Jacobin Club: founded at Versailles in 1789 and then known as the Breton Club as most of its members came from Brittany. On the removal of the Assembly to Paris it became known as the Jacobin Club because it met in the convent of the Jacobin friars, Dominican friars who were called Jacobins since their first house in Paris was in the Rue Saint-Jacques. In 1791 the Club was named Société des amis de la constitution, séante aux Jacobins and, after the fall of the monarchy Société des Jacobins, amis de la liberté et de l’égalité. Fairly moderate at first, the Club became increasingly revolutionary. It was closed in November 1795.

jeunesse dorée: gangs of young anti-Jacobins, armed with whips and weighted sticks, who were encouraged by Fréron to attack left-wing agitators and recalcitrant workers. They were mostly drawn from that class of youth to whom the sans-culottes referred as muscadins.

journée: an important day, particularly one upon which some violent action of revolutionary significance occurred.

lanterne: a lamp-post which served as a gibbet in the early part of the Revolution, such as that upon which Foullon was hanged in the Place de Grève. ‘À la lanterne!’ was consequently an earlier version of the threatening cry ‘À la guillotine!

lettre de cachet: a royal decree, in the form of a sealed letter, by which the King could have a person imprisoned without explanation or trial.

levée en masse: the mobilization of the country’s total human and material resources. It was approved reluctantly by the Convention on 23 August 1793.

lit de justice: a special session of the Paris parlement in which the King could force its members to register his decree.

livre: unit of weight and monetary value. 4 liards = 1 denier, 12 deniers = 1 sou, 20 sous = 1 livre, 3 livres = 1 ecu, 8 ecus = 1 louis. The journalist, Linguet (1736–1794) said that a man needed 300 livres a year to live in reasonable comfort.

loi agraire: a policy favoured by some Enragés by which wealth would be more equally distributed by the enforced division of property.

Marais: the group in the Convention, also known as the Plain, that occupied the middle ground between Girondins and Jacobins.

Marseillaise, La: first called the Chant de guerre pour l’armée du Rhin when published at Strasbourg, became known by its present title when popularized by the Marseilles fédéré’s in Paris. It was banned for a time by Napoleon and after the Restoration.

maximum: declaration of maximum prices. The maximum des denrées fixed the maximum for foodstuffs, the maximum des salaries for wages. The maximum of May 1793 imposed a limit on the price of grain only, that of September 1793 on most essential articles. The maximum was abolished in December 1794. Many shopkeepers had flagrantly disregarded it. ‘So much for fixed prices,’ butchers were heard to say as they flung bits of heads and hooves into the meat on the scales, ‘and if you don’t like it you can bloody well lump it’
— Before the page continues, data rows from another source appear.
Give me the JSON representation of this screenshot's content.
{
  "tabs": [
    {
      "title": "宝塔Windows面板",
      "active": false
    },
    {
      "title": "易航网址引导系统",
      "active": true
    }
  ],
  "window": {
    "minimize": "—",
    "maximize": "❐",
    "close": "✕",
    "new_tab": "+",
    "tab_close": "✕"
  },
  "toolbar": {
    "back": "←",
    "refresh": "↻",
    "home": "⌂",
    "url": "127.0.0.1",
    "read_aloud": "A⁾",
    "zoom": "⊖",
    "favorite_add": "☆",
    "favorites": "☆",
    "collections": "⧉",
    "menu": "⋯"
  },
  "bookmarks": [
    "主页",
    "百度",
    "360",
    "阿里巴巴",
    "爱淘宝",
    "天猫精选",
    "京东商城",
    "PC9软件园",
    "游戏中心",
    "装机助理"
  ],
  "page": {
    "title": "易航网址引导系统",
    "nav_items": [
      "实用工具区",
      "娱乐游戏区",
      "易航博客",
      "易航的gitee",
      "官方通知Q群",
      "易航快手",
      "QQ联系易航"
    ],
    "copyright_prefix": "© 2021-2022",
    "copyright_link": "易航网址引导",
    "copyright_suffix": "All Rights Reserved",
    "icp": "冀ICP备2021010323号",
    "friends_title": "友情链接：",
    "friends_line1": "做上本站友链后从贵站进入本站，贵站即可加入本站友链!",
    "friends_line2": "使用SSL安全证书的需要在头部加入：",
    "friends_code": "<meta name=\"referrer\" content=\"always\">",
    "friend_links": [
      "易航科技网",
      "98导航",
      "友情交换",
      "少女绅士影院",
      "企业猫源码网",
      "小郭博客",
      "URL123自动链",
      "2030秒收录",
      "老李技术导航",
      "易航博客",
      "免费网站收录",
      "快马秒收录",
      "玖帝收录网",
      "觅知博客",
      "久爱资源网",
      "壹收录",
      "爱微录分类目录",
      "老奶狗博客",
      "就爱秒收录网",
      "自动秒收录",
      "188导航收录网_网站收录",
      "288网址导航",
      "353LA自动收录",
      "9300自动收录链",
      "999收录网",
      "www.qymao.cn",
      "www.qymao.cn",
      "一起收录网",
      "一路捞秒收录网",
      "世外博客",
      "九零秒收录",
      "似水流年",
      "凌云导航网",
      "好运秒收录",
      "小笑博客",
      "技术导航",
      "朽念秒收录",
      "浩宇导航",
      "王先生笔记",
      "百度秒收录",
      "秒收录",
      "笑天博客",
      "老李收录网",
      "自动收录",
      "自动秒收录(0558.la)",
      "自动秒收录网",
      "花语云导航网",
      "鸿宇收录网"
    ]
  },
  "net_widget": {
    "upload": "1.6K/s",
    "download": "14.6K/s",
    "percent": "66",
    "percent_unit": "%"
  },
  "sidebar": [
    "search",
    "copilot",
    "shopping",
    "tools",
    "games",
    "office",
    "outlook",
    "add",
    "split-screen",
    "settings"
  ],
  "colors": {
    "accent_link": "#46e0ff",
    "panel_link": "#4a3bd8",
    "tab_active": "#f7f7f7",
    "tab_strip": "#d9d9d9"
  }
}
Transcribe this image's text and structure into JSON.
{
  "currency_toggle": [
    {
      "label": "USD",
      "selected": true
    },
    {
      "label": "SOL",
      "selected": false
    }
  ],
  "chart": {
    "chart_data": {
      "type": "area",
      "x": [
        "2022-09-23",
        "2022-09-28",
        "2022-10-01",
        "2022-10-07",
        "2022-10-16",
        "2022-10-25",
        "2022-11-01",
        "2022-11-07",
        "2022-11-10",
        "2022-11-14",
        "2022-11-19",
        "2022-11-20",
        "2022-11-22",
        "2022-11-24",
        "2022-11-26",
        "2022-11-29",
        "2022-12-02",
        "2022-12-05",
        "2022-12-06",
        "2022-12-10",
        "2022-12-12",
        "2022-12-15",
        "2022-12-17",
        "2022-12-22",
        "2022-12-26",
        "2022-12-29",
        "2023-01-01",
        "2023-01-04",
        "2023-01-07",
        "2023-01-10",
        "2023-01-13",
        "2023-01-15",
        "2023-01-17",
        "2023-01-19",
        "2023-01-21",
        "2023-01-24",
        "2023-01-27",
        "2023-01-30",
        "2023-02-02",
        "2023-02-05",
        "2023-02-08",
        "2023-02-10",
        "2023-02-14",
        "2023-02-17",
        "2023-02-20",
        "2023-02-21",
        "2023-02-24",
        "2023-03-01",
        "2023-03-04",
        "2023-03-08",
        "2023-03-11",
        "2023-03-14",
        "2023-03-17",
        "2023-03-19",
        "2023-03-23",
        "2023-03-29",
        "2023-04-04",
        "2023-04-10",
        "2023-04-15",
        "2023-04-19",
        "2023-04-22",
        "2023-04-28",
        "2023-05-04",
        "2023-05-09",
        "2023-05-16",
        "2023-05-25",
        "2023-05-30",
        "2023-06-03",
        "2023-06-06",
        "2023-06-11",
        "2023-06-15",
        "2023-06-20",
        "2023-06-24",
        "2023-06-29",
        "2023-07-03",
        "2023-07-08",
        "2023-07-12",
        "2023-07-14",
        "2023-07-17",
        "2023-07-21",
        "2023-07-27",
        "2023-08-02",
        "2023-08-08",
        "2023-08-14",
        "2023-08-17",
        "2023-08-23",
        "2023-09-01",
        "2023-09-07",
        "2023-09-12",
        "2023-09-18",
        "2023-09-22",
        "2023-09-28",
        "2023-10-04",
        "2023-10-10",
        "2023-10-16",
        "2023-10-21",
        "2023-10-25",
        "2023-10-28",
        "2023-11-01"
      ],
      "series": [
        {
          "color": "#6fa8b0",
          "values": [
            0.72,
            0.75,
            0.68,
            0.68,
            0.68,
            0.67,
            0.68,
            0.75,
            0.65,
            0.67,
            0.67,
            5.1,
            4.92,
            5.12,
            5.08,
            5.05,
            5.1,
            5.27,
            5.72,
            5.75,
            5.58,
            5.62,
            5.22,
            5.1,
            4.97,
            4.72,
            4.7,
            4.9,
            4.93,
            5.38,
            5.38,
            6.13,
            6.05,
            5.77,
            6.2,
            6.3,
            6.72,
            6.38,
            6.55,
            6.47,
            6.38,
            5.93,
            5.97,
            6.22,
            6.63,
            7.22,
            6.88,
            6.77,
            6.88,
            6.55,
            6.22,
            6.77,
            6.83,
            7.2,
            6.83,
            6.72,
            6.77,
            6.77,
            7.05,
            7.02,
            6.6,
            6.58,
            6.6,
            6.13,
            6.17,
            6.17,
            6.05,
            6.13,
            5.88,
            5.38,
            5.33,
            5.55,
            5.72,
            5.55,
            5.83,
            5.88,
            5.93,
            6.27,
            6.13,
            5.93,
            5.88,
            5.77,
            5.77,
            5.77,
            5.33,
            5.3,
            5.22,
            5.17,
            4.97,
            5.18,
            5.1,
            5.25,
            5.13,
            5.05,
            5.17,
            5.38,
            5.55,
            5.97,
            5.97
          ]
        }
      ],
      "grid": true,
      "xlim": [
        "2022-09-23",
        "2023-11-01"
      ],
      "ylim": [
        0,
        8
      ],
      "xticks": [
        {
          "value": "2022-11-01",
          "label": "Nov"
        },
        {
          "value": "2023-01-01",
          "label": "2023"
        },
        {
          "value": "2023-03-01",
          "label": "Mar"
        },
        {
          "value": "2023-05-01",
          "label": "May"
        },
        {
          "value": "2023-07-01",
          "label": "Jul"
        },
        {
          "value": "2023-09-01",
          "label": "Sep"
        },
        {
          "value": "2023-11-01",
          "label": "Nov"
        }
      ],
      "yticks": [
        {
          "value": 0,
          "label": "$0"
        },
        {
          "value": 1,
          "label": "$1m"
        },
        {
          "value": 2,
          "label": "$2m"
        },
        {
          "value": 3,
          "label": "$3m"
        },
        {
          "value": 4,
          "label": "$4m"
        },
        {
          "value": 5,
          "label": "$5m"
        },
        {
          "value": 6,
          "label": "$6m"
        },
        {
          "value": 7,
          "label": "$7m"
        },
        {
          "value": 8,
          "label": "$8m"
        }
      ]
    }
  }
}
menus plaisirs: now pocket-money or pin-money, but in the context of Versailles those ‘small pleasures’ of the Court unconnected with hunting.

Messidor: the tenth month of the Revolutionary Calendar which corresponded with the days from 20 June to 18 July, from the Latin messis, harvest, and Greek doron, gift.

Montagnards: Jacobin deputies, collectively known as the Mountain, who occupied the higher seats in the Convention. Originally led by Danton and Robespierre, they helped to form the government after the overthrow of the Girondins.